Which is why a team of eco-wives from the entertainment industry descended on Washington last week, hoping to ride a bit of the momentum from Al Gore's Nobel Peace Prize in a city that can be unusually receptive to Hollywood celebrity, even if it has been deadlocked over environmental legislation this year.

The five women - members of the Leadership Council, which was founded seven years ago by Laurie David, the soon-to-be-former wife of Larry David, and Elizabeth Wiatt, whose husband, Jim, is the chief executive of the William Morris Agency - raced through private meetings with 11 senators and representatives in 29 hours. They argued that the eerily muggy autumn should inspire more than chit-chat in the lifts of Capitol Hill.

"These people have stacks of paper on their desk this thick," Meyer said of the lawmakers, holding her palm at eye level. "The point is to make sure that we get our agenda at the top of the pile."

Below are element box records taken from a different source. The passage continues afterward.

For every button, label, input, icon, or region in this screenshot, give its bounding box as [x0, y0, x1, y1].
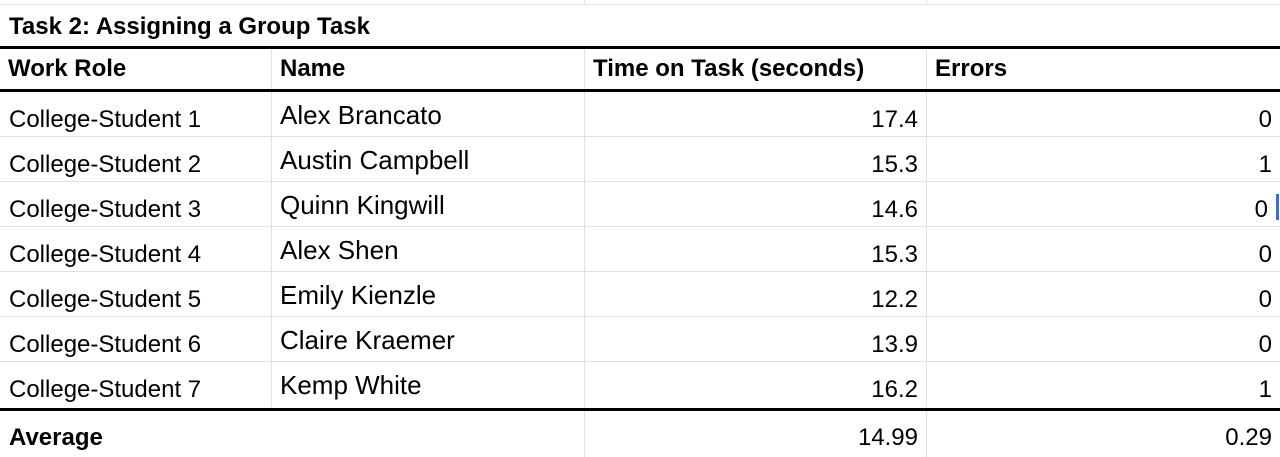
name-cell[interactable]: Alex Brancato	[272, 92, 585, 137]
time-cell[interactable]: 14.6	[585, 182, 927, 227]
table-row: College-Student 2 Austin Campbell 15.3 1	[0, 137, 1280, 182]
average-row: Average 14.99 0.29	[0, 408, 1280, 457]
name-cell[interactable]: Kemp White	[272, 362, 585, 407]
name-cell[interactable]: Alex Shen	[272, 227, 585, 272]
errors-cell[interactable]: 1	[1258, 376, 1272, 403]
work-role-cell[interactable]: College-Student 3	[0, 182, 272, 227]
name-cell[interactable]: Austin Campbell	[272, 137, 585, 182]
average-label-cell[interactable]: Average	[0, 411, 585, 457]
column-divider	[584, 0, 585, 4]
work-role-cell[interactable]: College-Student 1	[0, 92, 272, 137]
previous-row-edge	[0, 0, 1280, 5]
title-row[interactable]: Task 2: Assigning a Group Task	[0, 5, 1280, 49]
table-row: College-Student 6 Claire Kraemer 13.9 0	[0, 317, 1280, 362]
name-cell[interactable]: Claire Kraemer	[272, 317, 585, 362]
table-row: College-Student 3 Quinn Kingwill 14.6 0	[0, 182, 1280, 227]
work-role-cell[interactable]: College-Student 4	[0, 227, 272, 272]
work-role-cell[interactable]: College-Student 6	[0, 317, 272, 362]
work-role-cell[interactable]: College-Student 5	[0, 272, 272, 317]
errors-cell[interactable]: 0	[1258, 241, 1272, 268]
work-role-cell[interactable]: College-Student 7	[0, 362, 272, 407]
time-cell[interactable]: 16.2	[585, 362, 927, 407]
table-title: Task 2: Assigning a Group Task	[9, 13, 370, 40]
errors-cell[interactable]: 0	[1258, 286, 1272, 313]
average-label: Average	[9, 424, 103, 451]
name-cell[interactable]: Emily Kienzle	[272, 272, 585, 317]
header-cell-time[interactable]: Time on Task (seconds)	[585, 49, 927, 89]
table-row: College-Student 7 Kemp White 16.2 1	[0, 362, 1280, 408]
header-cell-work-role[interactable]: Work Role	[0, 49, 272, 89]
errors-cell[interactable]: 0	[1254, 196, 1268, 223]
cell-cursor	[1276, 194, 1279, 220]
time-cell[interactable]: 15.3	[585, 227, 927, 272]
average-errors-cell[interactable]: 0.29	[1225, 424, 1272, 451]
column-divider	[926, 0, 927, 4]
header-cell-name[interactable]: Name	[272, 49, 585, 89]
time-cell[interactable]: 17.4	[585, 92, 927, 137]
errors-cell[interactable]: 1	[1258, 151, 1272, 178]
average-time-cell[interactable]: 14.99	[585, 411, 927, 457]
header-row: Work Role Name Time on Task (seconds) Er…	[0, 49, 1280, 92]
header-work-role: Work Role	[8, 55, 127, 82]
table-row: College-Student 5 Emily Kienzle 12.2 0	[0, 272, 1280, 317]
name-cell[interactable]: Quinn Kingwill	[272, 182, 585, 227]
header-cell-errors[interactable]: Errors	[927, 49, 1280, 89]
errors-cell[interactable]: 0	[1258, 106, 1272, 133]
errors-cell[interactable]: 0	[1258, 331, 1272, 358]
work-role-cell[interactable]: College-Student 2	[0, 137, 272, 182]
table-row: College-Student 4 Alex Shen 15.3 0	[0, 227, 1280, 272]
time-cell[interactable]: 15.3	[585, 137, 927, 182]
header-time-on-task: Time on Task (seconds)	[593, 55, 865, 82]
header-name: Name	[280, 55, 346, 82]
time-cell[interactable]: 13.9	[585, 317, 927, 362]
header-errors: Errors	[935, 55, 1008, 82]
table-row: College-Student 1 Alex Brancato 17.4 0	[0, 92, 1280, 137]
time-cell[interactable]: 12.2	[585, 272, 927, 317]
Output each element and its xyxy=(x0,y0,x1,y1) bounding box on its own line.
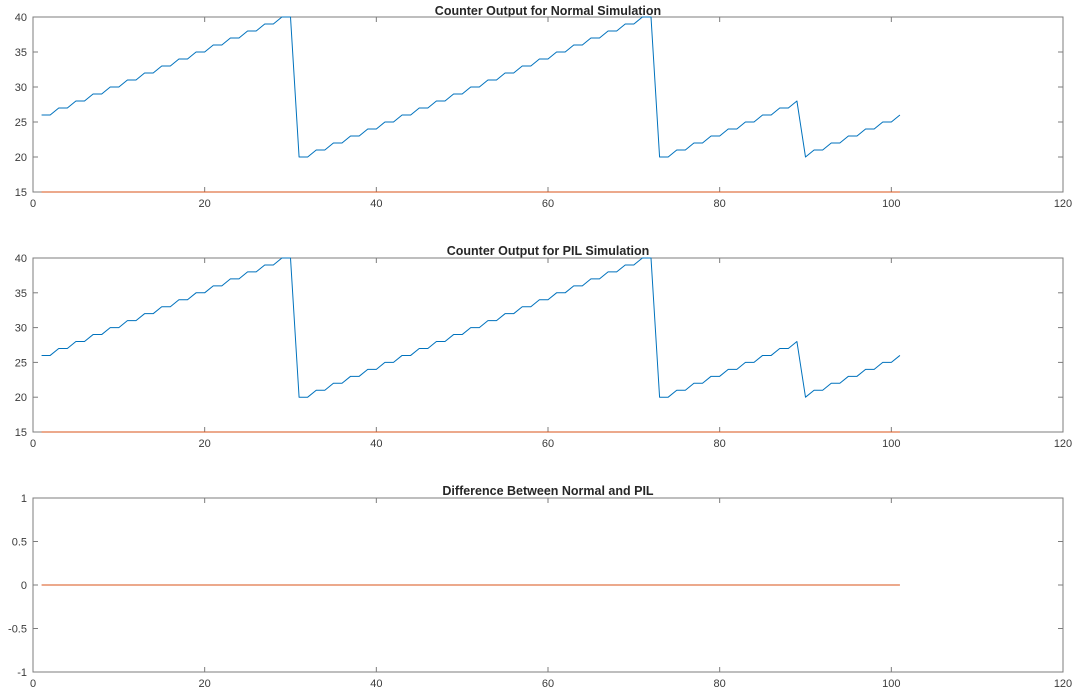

With their connections and fund-raising abilities, they have a better chance than the average constituent. The fresh-faced, athletic Meyer is an ardent skier who grew up in Colorado. She is a chairwoman of the 29-member Leadership Council (formerly the Action Forum), an all-star team of greens working the moneyed hillsides of Los Angeles County, from Beverly Hills to Malibu.

Besides Meyer and Bell, the team included Dayna Kalins Bochco, the president of Steven Bochco Productions (her husband, Steven, is a creator of NYPD Blue), Gwen McCaw (her husband, John, is a telecommunications billionaire), and Linda Stewart, who runs a branding and advertising firm called Cucoloris. (Laurie David was at home tending to other matters.)

Glamour does have the power to open doors in Washington, said T.R. Goldman, a senior editor at the Capitol Hill newspaper Roll Call, who oversees lobbying coverage.

"Washington has a bit of an insecurity complex when it comes to dealing with Hollywood," Goldman said. "When confronted by the might of Hollywood, these people listen."

But some observers roll their eyes when Hollywood tries to muscle through Congress. Kenneth Green, a scholar at the American Enterprise Institute, said the women were "entitled to their opinion, but they're laymen, essentially". Hollywood, he said, lived far away "from the economic lives of normal people who don't have drivers and don't get flown on Learjets". Would the media, he asked, be covering it if a group of plumbers came to town?